Linux provides the comm
command in order to compare two sorted files line by line. The most important thing about using the comm command is the two files should be already sorted. The comm command is first created for the Unix operating system in 1973 and became popular late 1980s. First appeared for the Unix version 4. The comm command provides very similar functionality to the diff command. As a basic tool, it is not updated regularly and versions stay stable for a long time.
comm Command Syntax
comm command work with two files except the input read from the command line. So the syntax of the comm command has two files and options like below.
comm OPTIONS FILE1 FILE2
- OPTIONS are used to change the compare operation like show same and unique lines etc.
- FILE1 is the first file to compare with FILE2.
- FILE2 is the second file to compare with the FILE1.
comm Command Parameters
comm is a simple Linux command which provides few options like below.
PARAMETER | DESCRIPTION |
---|---|
-1 | Don’t display First File Unique Lines |
-2 | Don’t display Second File Unique Lines |
-3 | Display Common Lines (Exist Both Files) |
–check-order | Check if files are sorted properly |
–nocheck-order | Do not check if files are sorted properly |
–output-delimeter | Set delimiter for output |
–total | Display summary information |
-z | Terminate with NUL, not newline |
–help | Print help informaion |
–version | Print version information |
Compare Two Sorted Files
Let’s start with a simple example where we will check two files which are sorted properly. The following example will compare two files and print three columns as output. We will not provide any parameters. We have the following files named file1.txt
and file2.txt
.
aaa linuxtect.com poftut.com pythontect.com windowstect.com wisetut.com
file2.txt content is like below.
linuxtect.com poftut.com pythontect.com windowstect.com wisetut.com www
We will use the following command compare file1.txt and file2.txt .
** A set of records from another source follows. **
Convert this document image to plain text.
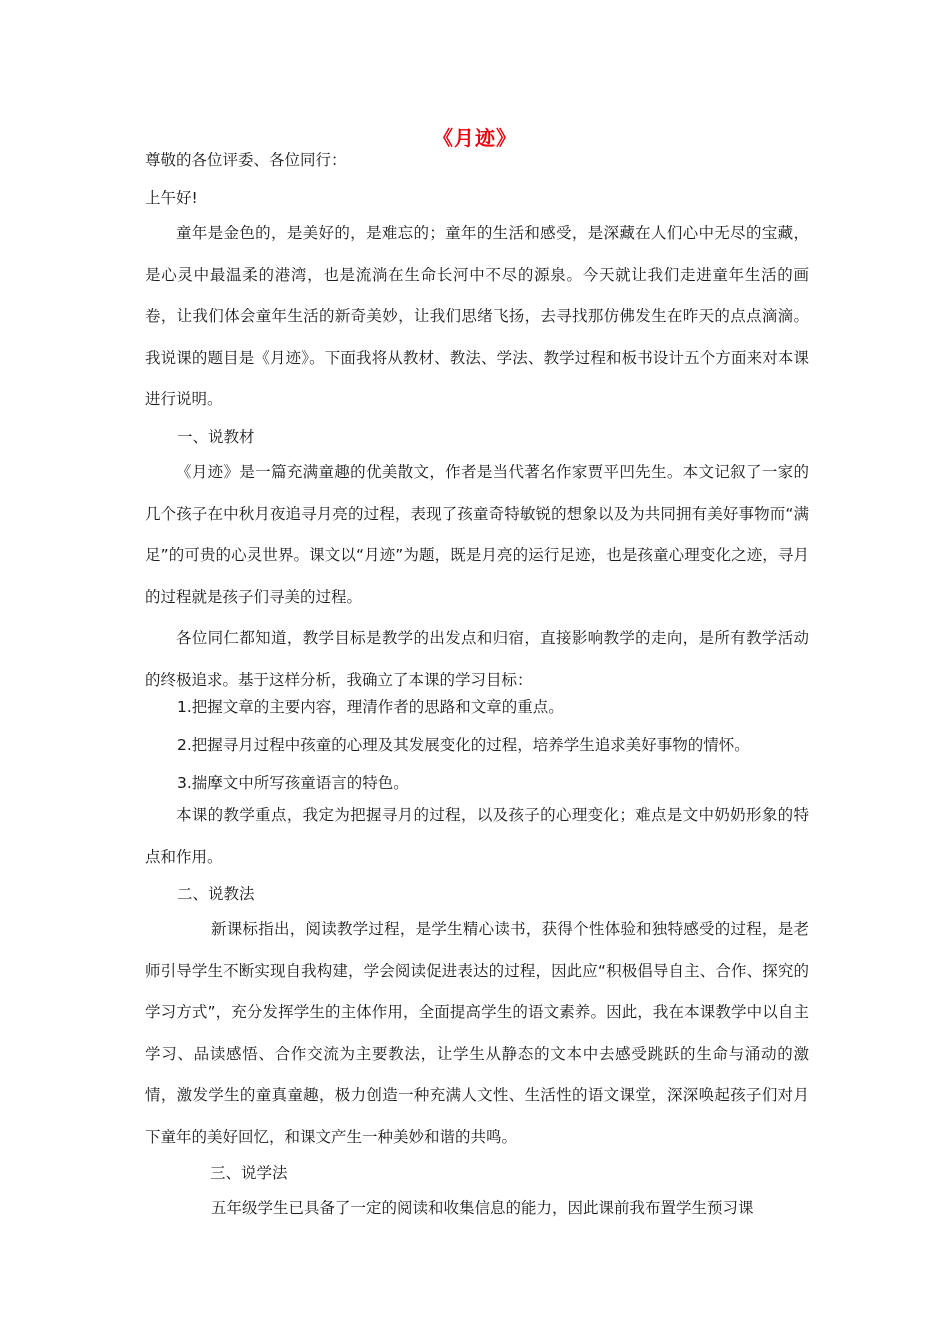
《月迹》
尊敬的各位评委、各位同行：
上午好!

童年是金色的，是美好的，是难忘的；童年的生活和感受，是深藏在人们心中无尽的宝藏，是心灵中最温柔的港湾，也是流淌在生命长河中不尽的源泉。今天就让我们走进童年生活的画卷，让我们体会童年生活的新奇美妙，让我们思绪飞扬，去寻找那仿佛发生在昨天的点点滴滴。我说课的题目是《月迹》。下面我将从教材、教法、学法、教学过程和板书设计五个方面来对本课进行说明。

一、说教材

《月迹》是一篇充满童趣的优美散文，作者是当代著名作家贾平凹先生。本文记叙了一家的几个孩子在中秋月夜追寻月亮的过程，表现了孩童奇特敏锐的想象以及为共同拥有美好事物而“满足”的可贵的心灵世界。课文以“月迹”为题，既是月亮的运行足迹，也是孩童心理变化之迹，寻月的过程就是孩子们寻美的过程。

各位同仁都知道，教学目标是教学的出发点和归宿，直接影响教学的走向，是所有教学活动的终极追求。基于这样分析，我确立了本课的学习目标：

1.把握文章的主要内容，理清作者的思路和文章的重点。
2.把握寻月过程中孩童的心理及其发展变化的过程，培养学生追求美好事物的情怀。
3.揣摩文中所写孩童语言的特色。

本课的教学重点，我定为把握寻月的过程，以及孩子的心理变化；难点是文中奶奶形象的特点和作用。

二、说教法

新课标指出，阅读教学过程，是学生精心读书，获得个性体验和独特感受的过程，是老师引导学生不断实现自我构建，学会阅读促进表达的过程，因此应“积极倡导自主、合作、探究的学习方式”，充分发挥学生的主体作用，全面提高学生的语文素养。因此，我在本课教学中以自主学习、品读感悟、合作交流为主要教法，让学生从静态的文本中去感受跳跃的生命与涌动的激情，激发学生的童真童趣，极力创造一种充满人文性、生活性的语文课堂，深深唤起孩子们对月下童年的美好回忆，和课文产生一种美妙和谐的共鸣。

三、说学法

五年级学生已具备了一定的阅读和收集信息的能力，因此课前我布置学生预习课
$ comm file1.txt file2.txt
From the output, we can see that the line “aaa” only exists in the file1.txt, and the line “www” only exists in the file2.txt. All other lines exist in both file1.txt and file2.txt. According to the output provided first file unique lines printed into the first column, the second file unique lines printed into the second column and the common lines are printed into the 3rd column. Also, every column is separated with a Tab.
Don’t Show First Files Unique Lines
We can use the -1
option or parameter in order to hide first file unique lines. This will only print two columns where the first column is second file unique lines and second column is the common or the same lines for both files.
$ comm -1 file1.txt file2.txt
Don’t Show Second Files Unique Lines
We can use the -2
option or parameter in order to hide the second file unique lines. This will only print two columns where the first column is the second file unique lines and the second column is common or the same lines existing in both files.
$ comm -1 file1.txt file2.txt
Show Only Unique Lines
If you need to show only the unique files about both files you can use the -3
option which will print unique lines but do not print the same lines.
$ comm -3 file1.txt file2.txt
Show Same and Unique Line Counts
The --total
option can be used to show lines counts about unique to file1, unique to file2 and same lines in both files.
$ comm --total file1.txt file2.txt
diff vs comm
The diff and comm commands provide very similar functionality which generally causes a comparison. In general, the diff command provides more features. The comm command is best suited to be used in script files for simpler operations and comparisons.